Tuesday, April 28, 2020

The Return of Anonymity

How times have changed.  Do you remember how, only a few short months ago, we had the police deploying facial recognition software on the streets and threatening anyone who covered their faces with prosecution for 'obstruction'?  Well, here we are in the midst of a lockdown, with people being encouraged by the authorities to cover their faces with masks when out in public.  Indeed, when they finally start easing the lockdown and allowing more shops to open, it might even become compulsory to wear masks when shopping.  All of which, of course, renders all that intrusive facial recognition technology obsolete overnight.  In fact, it renders a lot of the surveillance state - all those CCTV cameras on the street and outside buildings, not to mention in store security cameras - obsolete.  Anonymity is back, for a while at least, thanks to a virus.  (Bearing in mind that we are also increasingly being encouraged to wear gloves, we could become completely anonymous, leaving no fingerprints, with the blessing of government).   Because, not so long ago, we had all those 'experts', (didn't we have enough of them, until we found out that, in a pandemic, we actually need to rely upon experts?), predicting the end of anonymity and privacy, especially online, as big corporations and governments gathered more and more of our personal data and watched us day and night.

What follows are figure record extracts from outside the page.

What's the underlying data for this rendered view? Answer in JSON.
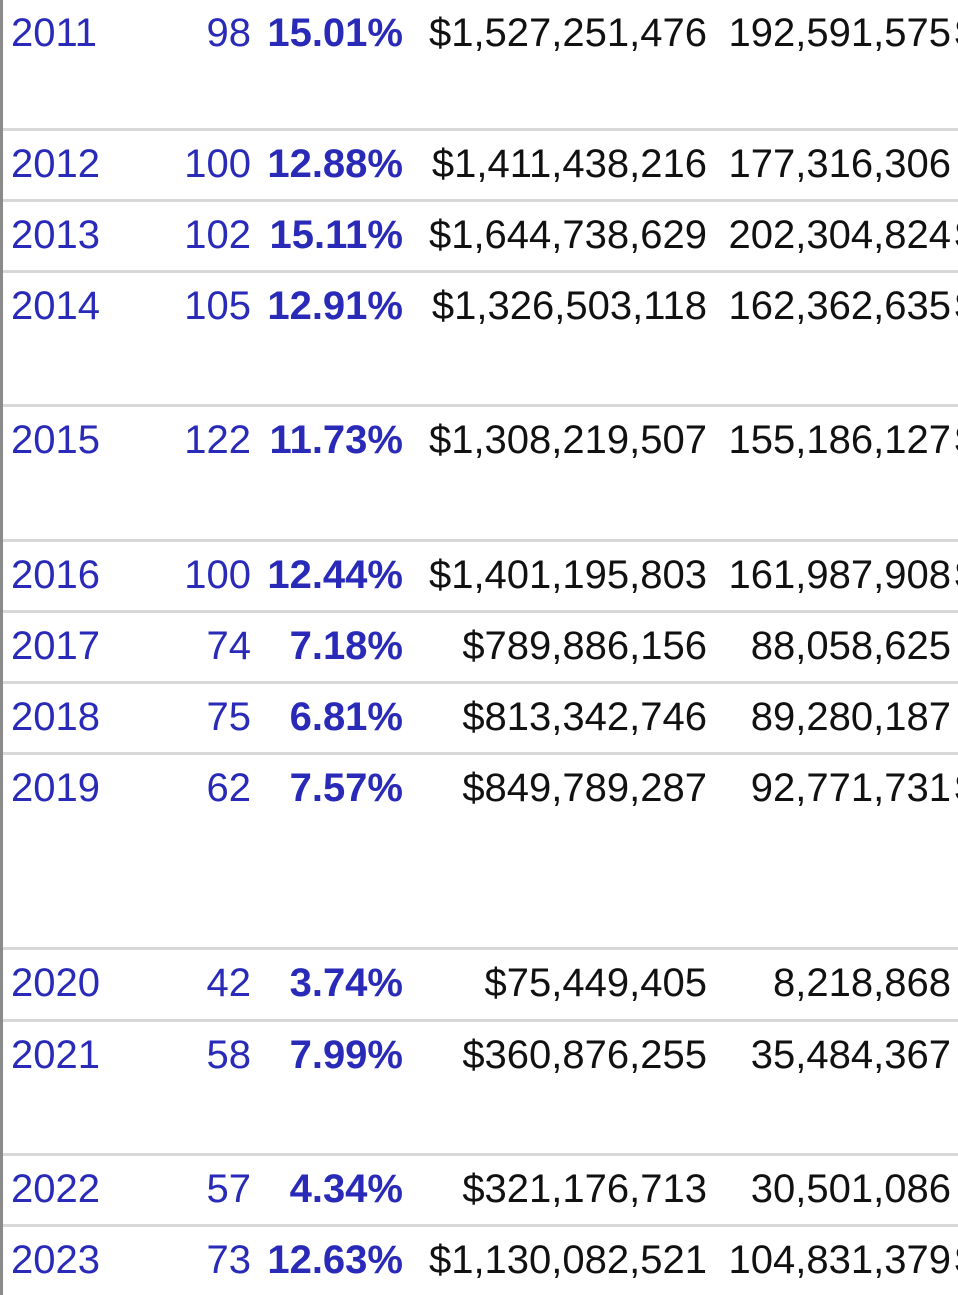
{
  "rows": [
    {
      "year": "2011",
      "films": "98",
      "pct": "15.01%",
      "gross": "$1,527,251,476",
      "tickets": "192,591,575",
      "next": "$"
    },
    {
      "year": "2012",
      "films": "100",
      "pct": "12.88%",
      "gross": "$1,411,438,216",
      "tickets": "177,316,306",
      "next": ""
    },
    {
      "year": "2013",
      "films": "102",
      "pct": "15.11%",
      "gross": "$1,644,738,629",
      "tickets": "202,304,824",
      "next": "$"
    },
    {
      "year": "2014",
      "films": "105",
      "pct": "12.91%",
      "gross": "$1,326,503,118",
      "tickets": "162,362,635",
      "next": "$"
    },
    {
      "year": "2015",
      "films": "122",
      "pct": "11.73%",
      "gross": "$1,308,219,507",
      "tickets": "155,186,127",
      "next": "$"
    },
    {
      "year": "2016",
      "films": "100",
      "pct": "12.44%",
      "gross": "$1,401,195,803",
      "tickets": "161,987,908",
      "next": "$"
    },
    {
      "year": "2017",
      "films": "74",
      "pct": "7.18%",
      "gross": "$789,886,156",
      "tickets": "88,058,625",
      "next": ""
    },
    {
      "year": "2018",
      "films": "75",
      "pct": "6.81%",
      "gross": "$813,342,746",
      "tickets": "89,280,187",
      "next": ""
    },
    {
      "year": "2019",
      "films": "62",
      "pct": "7.57%",
      "gross": "$849,789,287",
      "tickets": "92,771,731",
      "next": "$"
    },
    {
      "year": "2020",
      "films": "42",
      "pct": "3.74%",
      "gross": "$75,449,405",
      "tickets": "8,218,868",
      "next": ""
    },
    {
      "year": "2021",
      "films": "58",
      "pct": "7.99%",
      "gross": "$360,876,255",
      "tickets": "35,484,367",
      "next": ""
    },
    {
      "year": "2022",
      "films": "57",
      "pct": "4.34%",
      "gross": "$321,176,713",
      "tickets": "30,501,086",
      "next": ""
    },
    {
      "year": "2023",
      "films": "73",
      "pct": "12.63%",
      "gross": "$1,130,082,521",
      "tickets": "104,831,379",
      "next": "$"
    }
  ]
}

Yep, if you were anonymous or were trying to maintain some degree of privacy, you were up to bo good, so the orthodoxy went.  'If you've got nothing to hide, then you've got nothing to worry about,' was the mantra of the day.  (The counter to which was to respond to anyone peddling such snake oil, 'In that case, you won't mind if I film you shagging your wife - you've nothing to hide, have you?').  The point I'm sort of working around to is that, right now, I'm seeing lots of so called 'experts', (ie, newspaper columnists), speculating as to how this lockdown is going to affect society in the future, with lots of bold claims that 'nothing will be the same again'.  Apparently we're going to abandon our old lives and, even when the pandemic is over, continue working from home, continue doing our shopping online, etc, etc.  Except that we probably won't - many employers will resist a permanent move to home working, as it reduces their managerial control over employees and weakens their 'power' over their vassals, besides, who actually wants to have their job permanently intruding into their homes, blurring the lines between work and personal time?  It's the same with remote shopping: it really is no substitute for the hands on experience of actually seeing the goods before you buy them.  It is also fraught with problems, as I found out during my recent flirtation with trying to get my prescriptions fulfilled via an online pharmacy: they just sat on my order until I had run out of some medications, proved to be uncontactable by phone or web chat and their 'delivery' turned out to be sending drugs through the post.  I'm now in the process of extricating myself from this nightmare and reverting back to requesting the repeat prescriptions directly from my GP to be collected at my local pharmacy - it's far easier.

But thing is, I don't know an of this for sure.  Just as all these 'experts' spouting their predictions of irrevocable changes to society, don't actually know what is going to happen.  We have no real precedent to guide us, so all such predictions are merely speculation which won't survive contact with the real world.  I know that a lot of them have welcomed the reduction in air travel and its concomitant benefits for the environment and are hopefully predicting that this might become a long-term trend.  Personally, I suspect that the first thing a lot of people are going to do once things get back to normal, will be to book flights for overseas holidays.  But again, nobody knows for sure. I mean, none of these 'experts' predicted that one of effects of the lockdown would be to bring back anonymity as I described above, did they?  So how can we rely upon them to predict what will happen post-lockdown?